The behavior of luxury consumers has become more value-driven as an effect of the 2008 recession and has perhaps become less ostentatious in the wake of the emergence of the "Occupy" movement, according to luxury consumer research firm Unity Marketing.
So what do high-income buyers of luxuries - including luxury home furnishings, appliances and decor - want in 2012?
"This new affluent customer is keen on finding value when they shop so they look to maximize their investment in spending," said Unity Marketing President Pam Danziger. "They expect the goods and services they buy to deliver the maximum return on their 'luxe' investment. Luxury marketers must make sure their brands give these customers a high yield when they buy."
Even as some luxury clothing and accessories brands report record profits, U.S. luxury consumer confidence and spending is in decline, according to a Unity Marketing survey.
"Luxury consumer confidence as measured in the Luxury Consumption Index (LCI) took a deep dive to levels not seen since the recessionary period of 2008 and 2009," said Danziger.

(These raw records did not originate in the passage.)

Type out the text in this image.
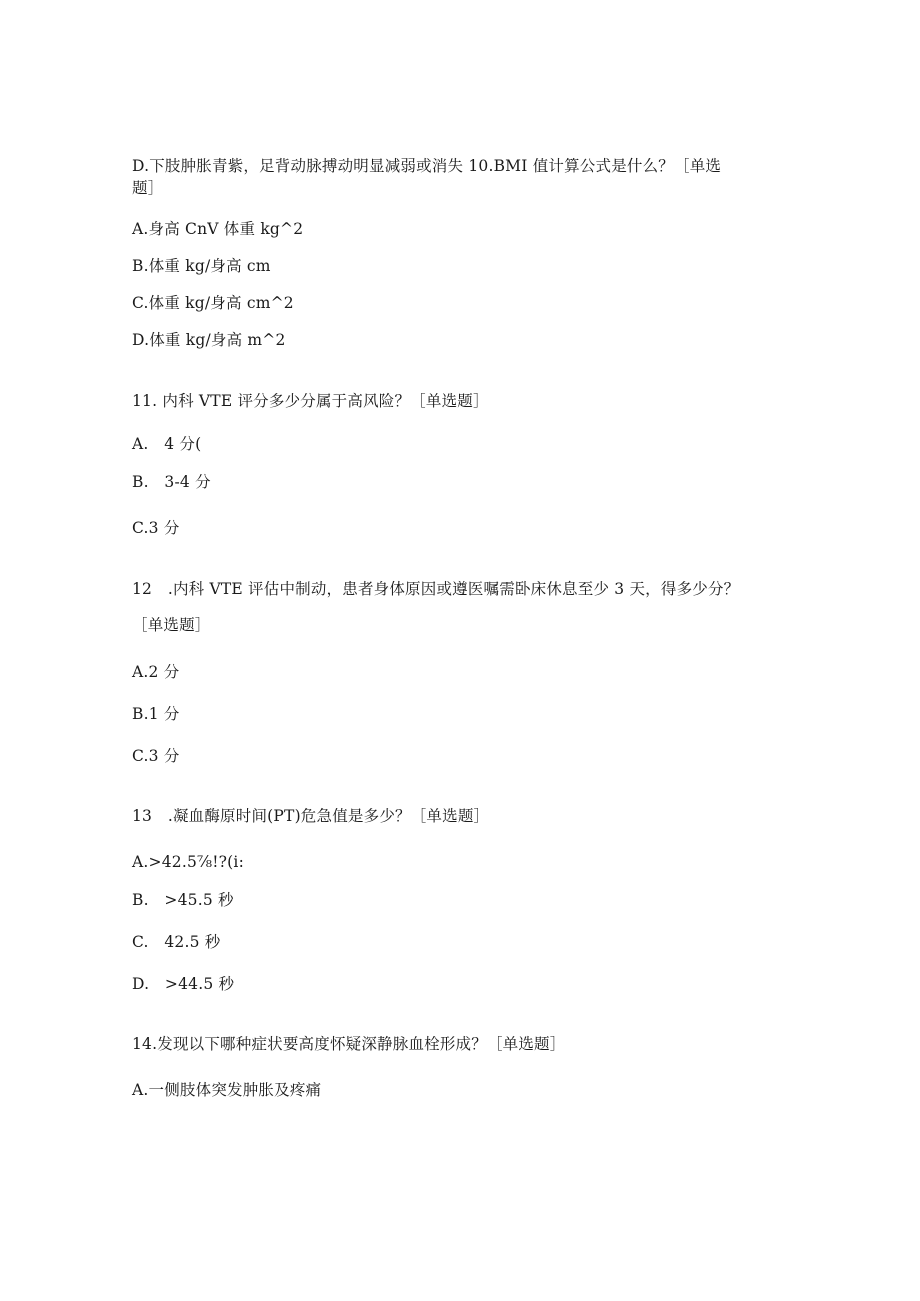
D.下肢肿胀青紫，足背动脉搏动明显减弱或消失 10.BMI 值计算公式是什么？［单选
题］
A.身高 CnV 体重 kg^2
B.体重 kg/身高 cm
C.体重 kg/身高 cm^2
D.体重 kg/身高 m^2
11. 内科 VTE 评分多少分属于高风险？［单选题］
A.　4 分(
B.　3-4 分
C.3 分
12　.内科 VTE 评估中制动，患者身体原因或遵医嘱需卧床休息至少 3 天，得多少分？
［单选题］
A.2 分
B.1 分
C.3 分
13　.凝血酶原时间(PT)危急值是多少？［单选题］
A.>42.5⅞!?(ⅰ:
B.　>45.5 秒
C.　42.5 秒
D.　>44.5 秒
14.发现以下哪种症状要高度怀疑深静脉血栓形成？［单选题］
A.一侧肢体突发肿胀及疼痛
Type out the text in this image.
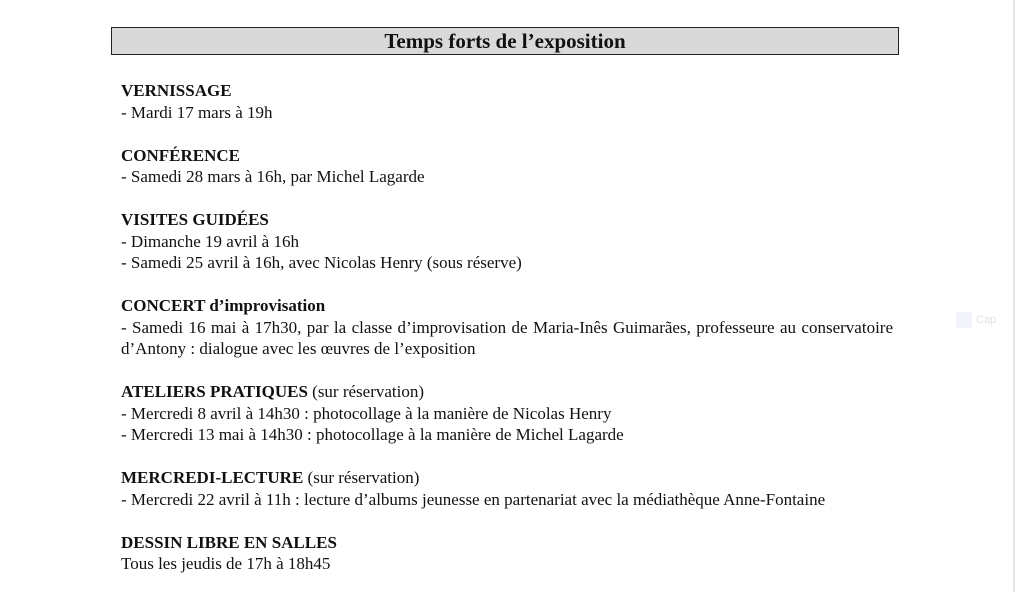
Temps forts de l’exposition
VERNISSAGE
- Mardi 17 mars à 19h
CONFÉRENCE
- Samedi 28 mars à 16h, par Michel Lagarde
VISITES GUIDÉES
- Dimanche 19 avril à 16h
- Samedi 25 avril à 16h, avec Nicolas Henry (sous réserve)
CONCERT d’improvisation
- Samedi 16 mai à 17h30, par la classe d’improvisation de Maria-Inês Guimarães, professeure au conservatoire d’Antony : dialogue avec les œuvres de l’exposition
ATELIERS PRATIQUES (sur réservation)
- Mercredi 8 avril à 14h30 : photocollage à la manière de Nicolas Henry
- Mercredi 13 mai à 14h30 : photocollage à la manière de Michel Lagarde
MERCREDI-LECTURE (sur réservation)
- Mercredi 22 avril à 11h : lecture d’albums jeunesse en partenariat avec la médiathèque Anne-Fontaine
DESSIN LIBRE EN SALLES
Tous les jeudis de 17h à 18h45
Cap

Corresponding with the decline in luxury consumer confidence was nearly 15% drop in the average amount spent on luxury in the fourth quarter of 2011. This result comes from a Luxury Tracking survey conducted Jan. 7-18, 2012, among 1,333 affluent luxury consumers with an average income of $286,300.
"Looking over the course of the last two years, the LCI lost more than it gained. At the start of 2012 the percentage of luxury consumers expressing a definite willingness to spend more on luxury (one of the major components of the index) was down," Danziger said.
Tom Bodenberg, Unity Marketing's consumer economist, characterized these consumers as "non-committal."
"There appears to be a trend of non-conspicuous consumption - perhaps as fallout from the 'Occupy' movement, among North American luxury consumers," Bodenberg said. "The buying behavior will shift to an almost 'hidden' form of consumption of luxury goods - where ostentation is minimized. The actionable demand for luxury goods and services, on the whole, is flat and still substantially below the levels of two to three years ago. What is interesting is that this apparently 'recession-proof' segment of the marketplace has also been greatly affected by the downturn."
Bodenberg added: "Media reports of a 'renaissance' in the luxury market appears to be limited to an extreme top tier of consumers, a small number compared with the bulk of the luxury marketplace potential."
Danziger said the recent survey, focused on the top 20% of U.S. households, finds many of the customers who indulged in luxury purchases pre-recession do still have cash in hand, "but now shy away from these extravagances."
Danziger added: "Marketers need to recognize these customers are thinking more like investors when shopping for high-end goods than consumers. If your brand doesn't deliver a suitable return on investment, they'll turn to competitive brands that will give them high quality without such an extravagant investment."